The reason for this is, first of all, the thing that interests me in history is not what historians have to say about history. It’s what the actors in history had to say about themselves. I got hooked on history when I was in college and shortly afterwards by reading old diaries, collection of letters, the journals of trips across the American West, and stuff like this, and the immediacy of what historians call the primary documents was really crucial to me. In fact, I would say my primary mission in writing and teaching history is to allow my readers and my students to see what the world looked like to the people back then, not to hear what Brands has to say about them. There’s some of that, inevitably, but for the most part, I want the reader of this book to see what George Washington’s world looked like to him. I tell my students and tell audiences that the superpower of the historian is the ability to see the world through other eyes, and this is what historians do all the time. This is the way we do what we do.

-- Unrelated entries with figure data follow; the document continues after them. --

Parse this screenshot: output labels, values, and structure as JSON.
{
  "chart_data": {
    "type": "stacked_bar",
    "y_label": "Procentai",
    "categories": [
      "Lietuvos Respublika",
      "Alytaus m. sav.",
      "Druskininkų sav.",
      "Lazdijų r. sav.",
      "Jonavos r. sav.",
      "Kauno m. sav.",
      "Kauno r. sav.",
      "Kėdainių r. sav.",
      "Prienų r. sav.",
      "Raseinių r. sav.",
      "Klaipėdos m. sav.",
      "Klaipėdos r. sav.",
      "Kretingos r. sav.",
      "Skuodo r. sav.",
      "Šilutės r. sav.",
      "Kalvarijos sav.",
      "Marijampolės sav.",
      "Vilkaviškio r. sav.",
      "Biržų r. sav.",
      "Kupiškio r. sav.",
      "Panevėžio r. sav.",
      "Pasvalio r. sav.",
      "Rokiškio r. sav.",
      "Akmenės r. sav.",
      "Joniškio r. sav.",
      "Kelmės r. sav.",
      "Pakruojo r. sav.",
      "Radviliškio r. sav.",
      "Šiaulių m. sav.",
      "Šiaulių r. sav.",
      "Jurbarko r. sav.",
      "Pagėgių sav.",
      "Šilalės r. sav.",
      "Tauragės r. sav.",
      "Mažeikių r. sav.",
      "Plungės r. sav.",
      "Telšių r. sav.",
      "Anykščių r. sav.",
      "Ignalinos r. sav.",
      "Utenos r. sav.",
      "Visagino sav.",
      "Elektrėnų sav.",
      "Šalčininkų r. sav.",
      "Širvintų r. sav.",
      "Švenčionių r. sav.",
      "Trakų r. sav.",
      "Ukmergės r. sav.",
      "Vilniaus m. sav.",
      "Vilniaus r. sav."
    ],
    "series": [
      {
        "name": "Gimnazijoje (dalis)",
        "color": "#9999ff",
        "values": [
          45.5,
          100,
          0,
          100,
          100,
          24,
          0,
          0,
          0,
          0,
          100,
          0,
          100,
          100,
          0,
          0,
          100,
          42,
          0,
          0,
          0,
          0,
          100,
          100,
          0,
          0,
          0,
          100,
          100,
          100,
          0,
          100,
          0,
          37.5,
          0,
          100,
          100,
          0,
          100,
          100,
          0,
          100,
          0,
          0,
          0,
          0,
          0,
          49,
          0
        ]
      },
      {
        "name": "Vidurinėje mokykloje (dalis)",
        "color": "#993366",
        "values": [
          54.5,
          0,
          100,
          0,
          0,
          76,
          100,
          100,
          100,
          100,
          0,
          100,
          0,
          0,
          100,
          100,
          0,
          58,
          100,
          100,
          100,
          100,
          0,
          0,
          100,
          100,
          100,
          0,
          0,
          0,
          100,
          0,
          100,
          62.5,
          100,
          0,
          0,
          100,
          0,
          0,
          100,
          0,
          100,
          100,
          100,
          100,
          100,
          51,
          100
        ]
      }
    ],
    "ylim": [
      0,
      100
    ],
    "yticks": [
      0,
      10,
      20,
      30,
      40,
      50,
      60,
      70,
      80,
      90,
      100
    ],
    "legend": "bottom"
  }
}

So, I tend to avoid other biographers, partly because I like the immediacy of the primary sources themselves, but also I don’t want to feel as though I am writing either against an interpretation of somebody else or in favor of an interpretation of somebody else. I want to come at it myself.
But, since you asked the question, I will tell you what was deeply formative to me in writing about George Washington. When I was a kid, my father — he was a businessman, not an academic at all, but he had an interest in the world and he occasionally read history books while he was working — in his home office, up on a bookshelf, he had a collection of a multi-volume biography of George Washington written by a Virginian named Douglas Freeman, who was a full-time journalist and part-time biographer. And my dad would point to those books and say, “Billy, I’ve read all those books, and I can tell you what George Washington had for breakfast every day of his life.” I was impressed, and I worked my way through the volumes, and I thought, “Well, this is an interesting guy. It’s an interesting time.” And when I started writing about Washington, I did think, “well, I’m not going to write so much. I’m not going to tell you what he had for breakfast.” That’s more than we need to know 250 years later. But I was impressed that here’s a big story, a big canvas, and so there’s a big story to tell.
So that’s the book, I would say. Get that one. It’s probably out of print, but you can get it used. And then mine, of course.